Check data quality with fastqc

fastqc is routinely used as a command-line program for assessing the quality of reads in raw fastq files. The program can be run on your laptop, but it will be much easier/faster to run on a server with more compute power.

Begin by using fastqc to check the quality of each of your fastq files.

# navigate to the folder with your raw fastq files
# run fastqc on all files, putting the outputs into a new folder called 'fastqc'
fastqc *.gz -t 24 -o fastqc 
When you view the fastqc report, you may notice that some categories of quality metrics are flagged with a warning or a 'fail', indicating that some samples may have issues.
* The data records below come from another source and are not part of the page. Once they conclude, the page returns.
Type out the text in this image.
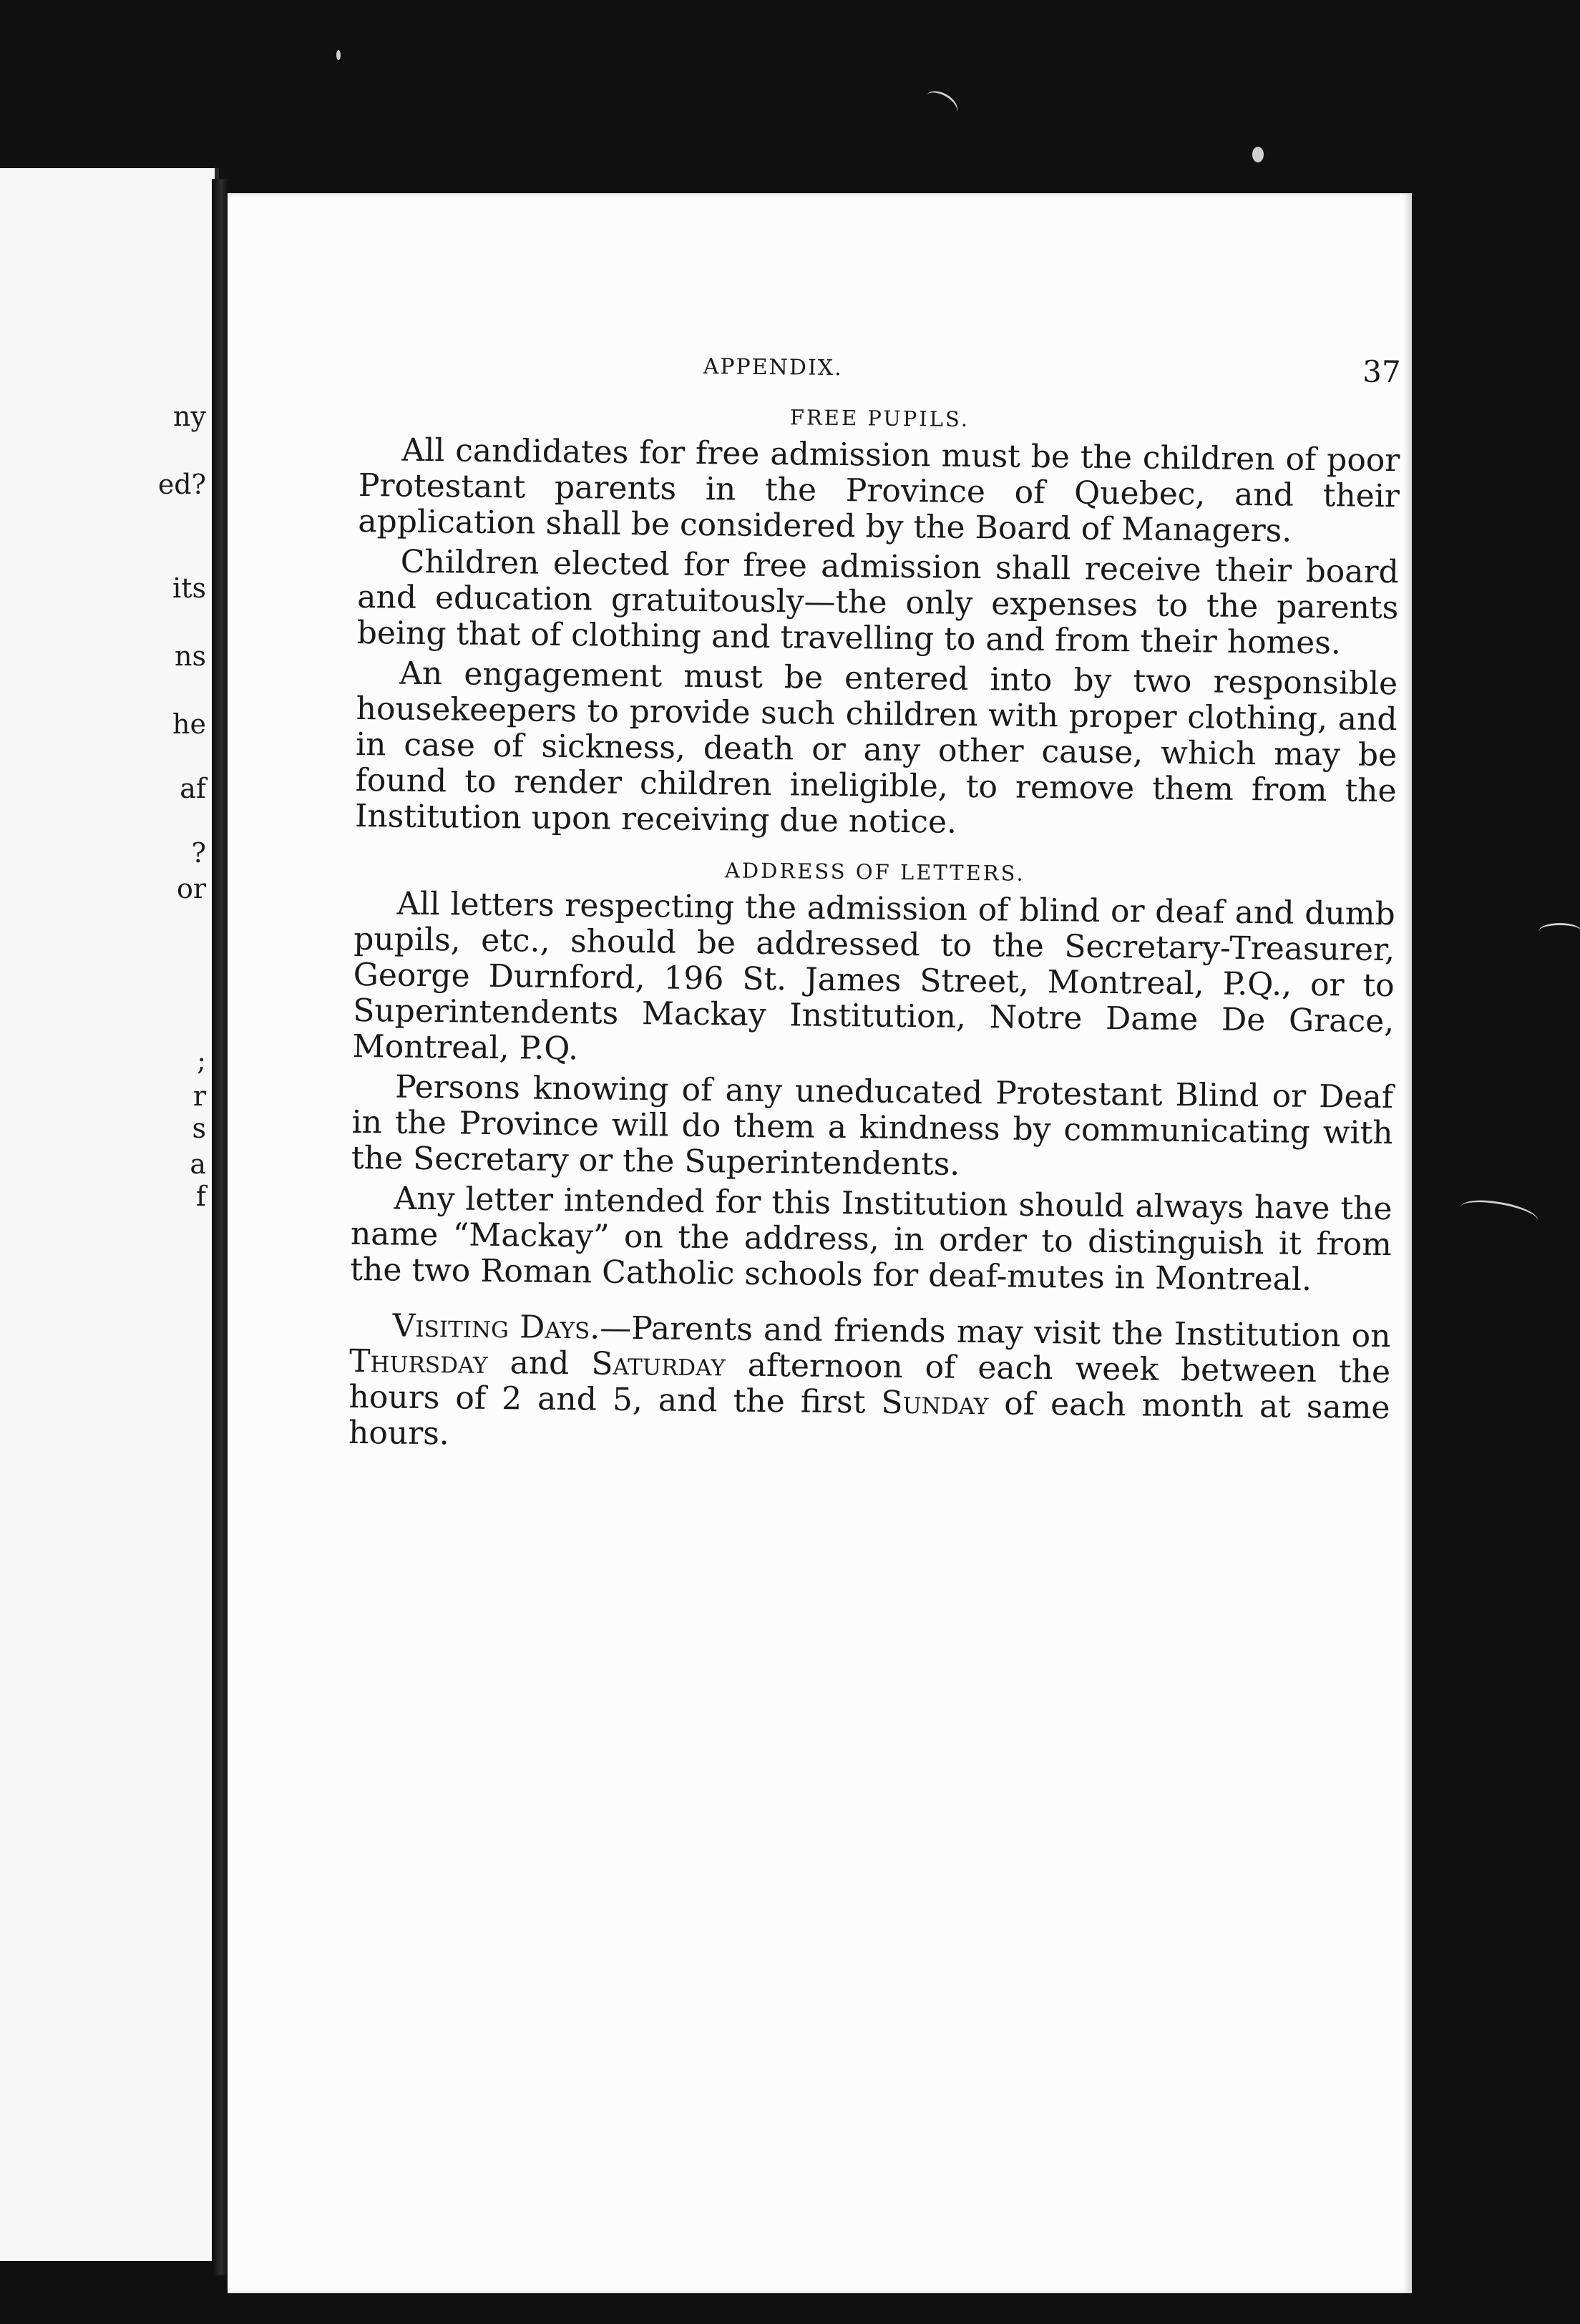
ny
ed?
its
ns
he
af
?
or
;
r
s
a
f
APPENDIX.	37
FREE PUPILS.

All candidates for free admission must be the children of poor Protestant parents in the Province of Quebec, and their application shall be considered by the Board of Managers.

Children elected for free admission shall receive their board and education gratuitously—the only expenses to the parents being that of clothing and travelling to and from their homes.

An engagement must be entered into by two responsible housekeepers to provide such children with proper clothing, and in case of sickness, death or any other cause, which may be found to render children ineligible, to remove them from the Institution upon receiving due notice.

ADDRESS OF LETTERS.

All letters respecting the admission of blind or deaf and dumb pupils, etc., should be addressed to the Secretary-Treasurer, George Durnford, 196 St. James Street, Montreal, P.Q., or to Superintendents Mackay Institution, Notre Dame De Grace, Montreal, P.Q.

Persons knowing of any uneducated Protestant Blind or Deaf in the Province will do them a kindness by communicating with the Secretary or the Superintendents.

Any letter intended for this Institution should always have the name “Mackay” on the address, in order to distinguish it from the two Roman Catholic schools for deaf-mutes in Montreal.

Visiting Days.—Parents and friends may visit the Institution on Thursday and Saturday afternoon of each week between the hours of 2 and 5, and the first Sunday of each month at same hours.
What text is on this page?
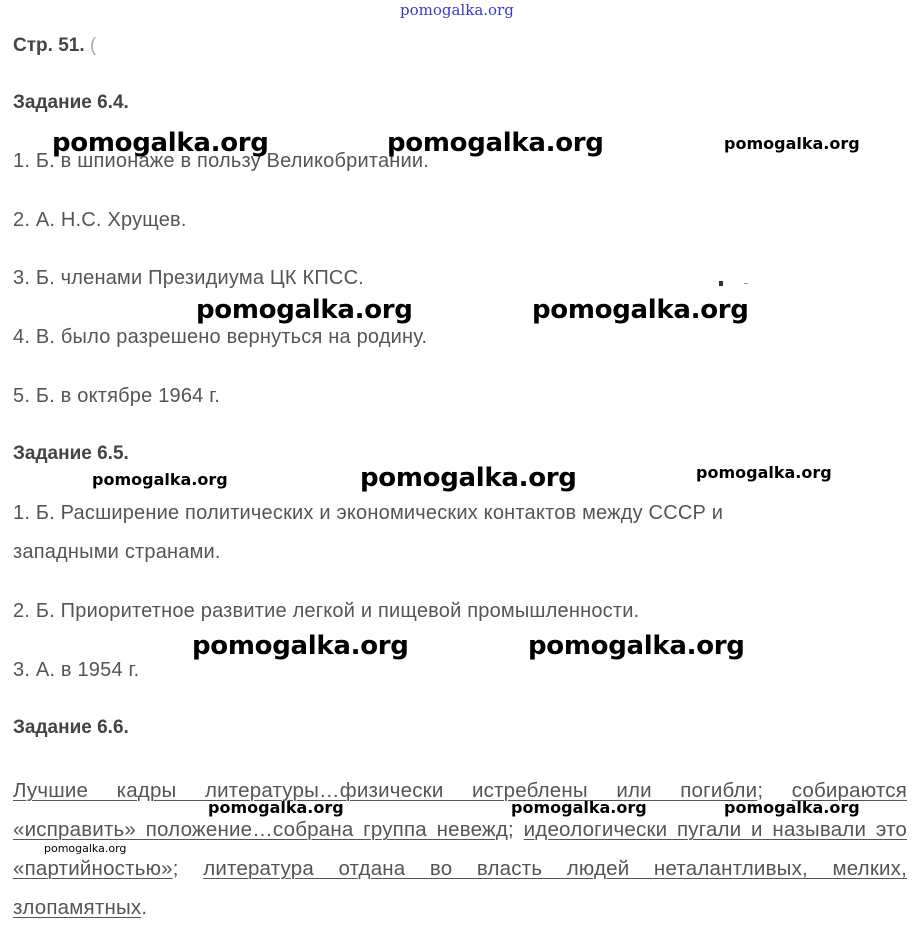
pomogalka.org
Стр. 51. (
Задание 6.4.
1. Б. в шпионаже в пользу Великобритании.
2. А. Н.С. Хрущев.
3. Б. членами Президиума ЦК КПСС.
4. В. было разрешено вернуться на родину.
5. Б. в октябре 1964 г.
Задание 6.5.
1. Б. Расширение политических и экономических контактов между СССР и
западными странами.
2. Б. Приоритетное развитие легкой и пищевой промышленности.
3. А. в 1954 г.
Задание 6.6.
Лучшие кадры литературы…физически истреблены или погибли; собираются «исправить» положение…собрана группа невежд; идеологически пугали и называли это «партийностью»; литература отдана во власть людей неталантливых, мелких, злопамятных.
pomogalka.org	pomogalka.org	pomogalka.org
pomogalka.org	pomogalka.org
pomogalka.org	pomogalka.org	pomogalka.org
pomogalka.org	pomogalka.org
pomogalka.org	pomogalka.org	pomogalka.org
pomogalka.org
Keep in mind that fastqc knows nothing about the kind of sequencing application (e.g. RNA-seq, ATAC-seq, WGS) that was carried out, and this can have a major impact on many aspects of the raw reads. For example, RNA-seq data will consist of reads that are duplicated within a single sample, in some cases thousands of times. This is totally fine! After all, RNA-seq is measuring gene expression, and we know that abundantly expressed transcripts will generate many identical reads.

Summarize QC results with MultiQC

MultiQC is a fantastic piece of software for aggregating and summarizing the outputs from many different kinds of bioinformatics programs in one convenient and interactive html file. In this case, we’ll use it to summarize the output from fastqc.

# change to the directory with your fastqc outputs
# run multiqc with the -d command to tell multiqc to look in all folders (data, analysis and qa) to find log files
multiqc -d .

You should now see a multiqc_report.html file in your project directory. You can copy this file from our server to your local computer using an FTP client (e.g. FileZilla), then double click and explore!